Whether he was a successful mayor is another question. Things went well for him at first. He recorded a series of wins, from cancelling an unpopular tax to getting public transit declared an essential service.

But his failure to observe simple rules of conduct and reach out to political rivals soon led to troubles, from conflict-of-interest and integrity complaints to a botched attempt to redraw Toronto's transit-building blueprints. This was not, as Doug would have it, the doing of the "vultures" in the media or an establishment that refused to give the Fords a break. His wounds were self-inflicted.
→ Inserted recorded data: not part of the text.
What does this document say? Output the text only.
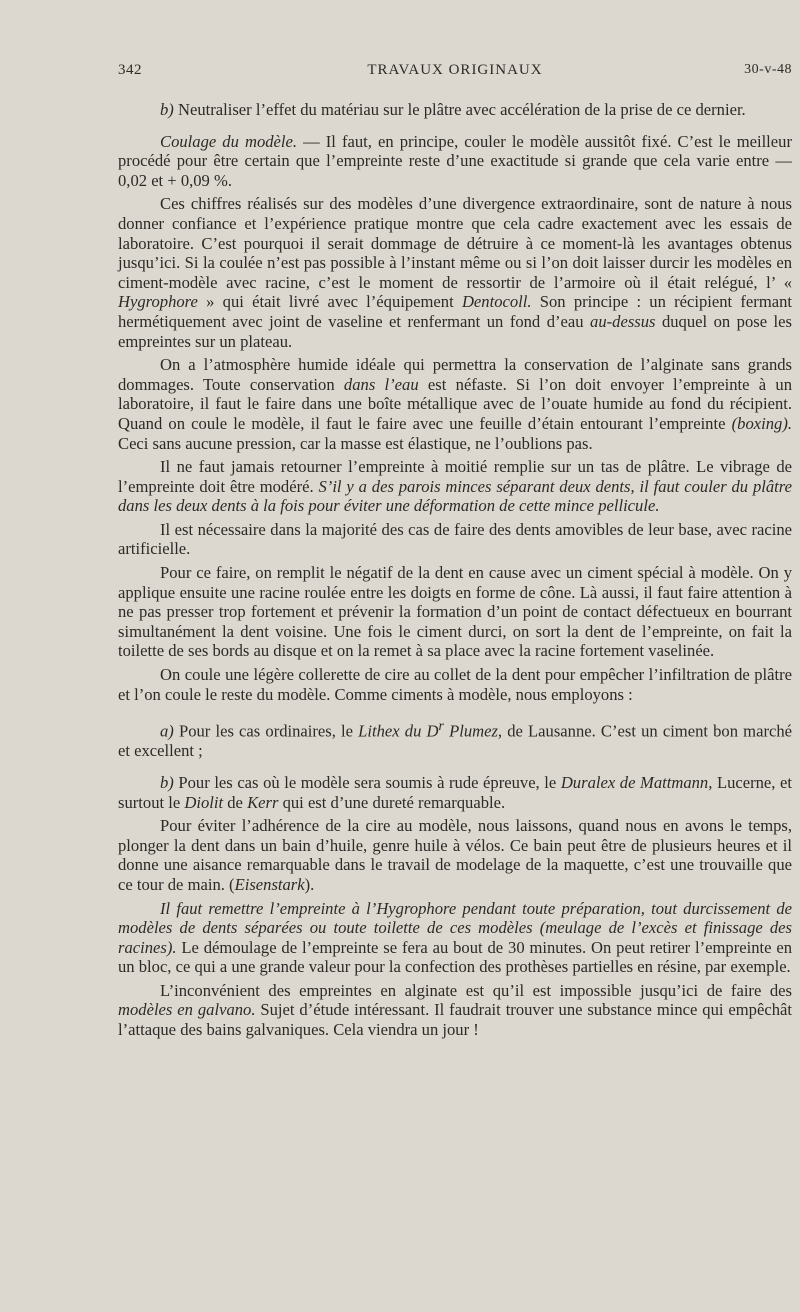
342	TRAVAUX ORIGINAUX	30-v-48

b) Neutraliser l’effet du matériau sur le plâtre avec accélération de la prise de ce dernier.

Coulage du modèle. — Il faut, en principe, couler le modèle aussitôt fixé. C’est le meilleur procédé pour être certain que l’empreinte reste d’une exactitude si grande que cela varie entre — 0,02 et + 0,09 %.

Ces chiffres réalisés sur des modèles d’une divergence extraordinaire, sont de nature à nous donner confiance et l’expérience pratique montre que cela cadre exactement avec les essais de laboratoire. C’est pourquoi il serait dommage de détruire à ce moment-là les avantages obtenus jusqu’ici. Si la coulée n’est pas possible à l’instant même ou si l’on doit laisser durcir les modèles en ciment-modèle avec racine, c’est le moment de ressortir de l’armoire où il était relégué, l’ « Hygrophore » qui était livré avec l’équipement Dentocoll. Son principe : un récipient fermant hermétiquement avec joint de vaseline et renfermant un fond d’eau au-dessus duquel on pose les empreintes sur un plateau.

On a l’atmosphère humide idéale qui permettra la conservation de l’alginate sans grands dommages. Toute conservation dans l’eau est néfaste. Si l’on doit envoyer l’empreinte à un laboratoire, il faut le faire dans une boîte métallique avec de l’ouate humide au fond du récipient. Quand on coule le modèle, il faut le faire avec une feuille d’étain entourant l’empreinte (boxing). Ceci sans aucune pression, car la masse est élastique, ne l’oublions pas.

Il ne faut jamais retourner l’empreinte à moitié remplie sur un tas de plâtre. Le vibrage de l’empreinte doit être modéré. S’il y a des parois minces séparant deux dents, il faut couler du plâtre dans les deux dents à la fois pour éviter une déformation de cette mince pellicule.

Il est nécessaire dans la majorité des cas de faire des dents amovibles de leur base, avec racine artificielle.

Pour ce faire, on remplit le négatif de la dent en cause avec un ciment spécial à modèle. On y applique ensuite une racine roulée entre les doigts en forme de cône. Là aussi, il faut faire attention à ne pas presser trop fortement et prévenir la formation d’un point de contact défectueux en bourrant simultanément la dent voisine. Une fois le ciment durci, on sort la dent de l’empreinte, on fait la toilette de ses bords au disque et on la remet à sa place avec la racine fortement vaselinée.

On coule une légère collerette de cire au collet de la dent pour empêcher l’infiltration de plâtre et l’on coule le reste du modèle. Comme ciments à modèle, nous employons :

a) Pour les cas ordinaires, le Lithex du $D^r$ Plumez, de Lausanne. C’est un ciment bon marché et excellent ;

b) Pour les cas où le modèle sera soumis à rude épreuve, le Duralex de Mattmann, Lucerne, et surtout le Diolit de Kerr qui est d’une dureté remarquable.

Pour éviter l’adhérence de la cire au modèle, nous laissons, quand nous en avons le temps, plonger la dent dans un bain d’huile, genre huile à vélos. Ce bain peut être de plusieurs heures et il donne une aisance remarquable dans le travail de modelage de la maquette, c’est une trouvaille que ce tour de main. (Eisenstark).

Il faut remettre l’empreinte à l’Hygrophore pendant toute préparation, tout durcissement de modèles de dents séparées ou toute toilette de ces modèles (meulage de l’excès et finissage des racines). Le démoulage de l’empreinte se fera au bout de 30 minutes. On peut retirer l’empreinte en un bloc, ce qui a une grande valeur pour la confection des prothèses partielles en résine, par exemple.

L’inconvénient des empreintes en alginate est qu’il est impossible jusqu’ici de faire des modèles en galvano. Sujet d’étude intéressant. Il faudrait trouver une substance mince qui empêchât l’attaque des bains galvaniques. Cela viendra un jour !
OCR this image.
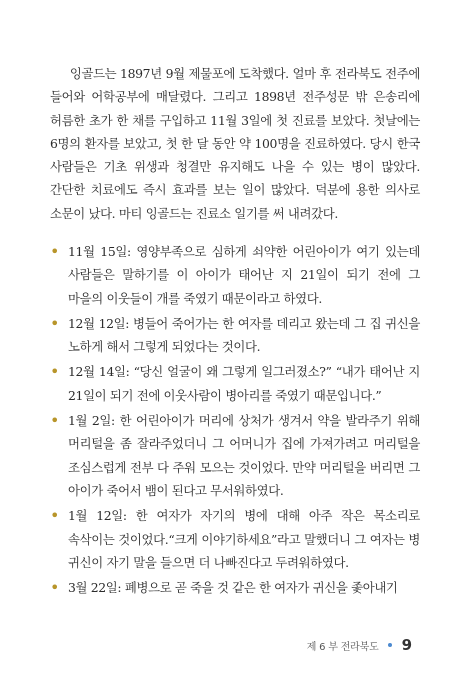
잉골드는 1897년 9월 제물포에 도착했다. 얼마 후 전라북도 전주에 들어와 어학공부에 매달렸다. 그리고 1898년 전주성문 밖 은송리에 허름한 초가 한 채를 구입하고 11월 3일에 첫 진료를 보았다. 첫날에는 6명의 환자를 보았고, 첫 한 달 동안 약 100명을 진료하였다. 당시 한국 사람들은 기초 위생과 청결만 유지해도 나을 수 있는 병이 많았다. 간단한 치료에도 즉시 효과를 보는 일이 많았다. 덕분에 용한 의사로 소문이 났다. 마티 잉골드는 진료소 일기를 써 내려갔다.

• 11월 15일: 영양부족으로 심하게 쇠약한 어린아이가 여기 있는데 사람들은 말하기를 이 아이가 태어난 지 21일이 되기 전에 그 마을의 이웃들이 개를 죽였기 때문이라고 하였다.
• 12월 12일: 병들어 죽어가는 한 여자를 데리고 왔는데 그 집 귀신을 노하게 해서 그렇게 되었다는 것이다.
• 12월 14일: “당신 얼굴이 왜 그렇게 일그러졌소?” “내가 태어난 지 21일이 되기 전에 이웃사람이 병아리를 죽였기 때문입니다.”
• 1월 2일: 한 어린아이가 머리에 상처가 생겨서 약을 발라주기 위해 머리털을 좀 잘라주었더니 그 어머니가 집에 가져가려고 머리털을 조심스럽게 전부 다 주워 모으는 것이었다. 만약 머리털을 버리면 그 아이가 죽어서 뱀이 된다고 무서워하였다.
• 1월 12일: 한 여자가 자기의 병에 대해 아주 작은 목소리로 속삭이는 것이었다.“크게 이야기하세요”라고 말했더니 그 여자는 병 귀신이 자기 말을 들으면 더 나빠진다고 두려워하였다.
• 3월 22일: 폐병으로 곧 죽을 것 같은 한 여자가 귀신을 좇아내기
제 6 부 전라북도 9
We all know how the story turned out. Doug says that he was as shocked as anyone when reports came out of a video showing Rob appearing to smoke crack cocaine. Rob called the whole thing "ridiculous." Doug says he was shocked anew when, months later, Rob finally admitted he had smoked crack, "probably in one of my drunken stupors."

What can we learn from the Ford saga that might apply to the Trump story? Despite all the parallels, they are different men in wildly different positions. Mr. Trump, for one thing, will have the nuclear codes.

The saga is cautionary all the same. It teaches at least a couple of lessons. First, it is dangerous to underestimate the voters and their discontents. Give people the power to choose their leaders, and they are going to surprise you sometimes. Second, it is dangerous to hand power to a loose cannon on the hope that power will moderate him.

Long before Donald Trump came along, Rob Ford showed both the power and the perils of populism.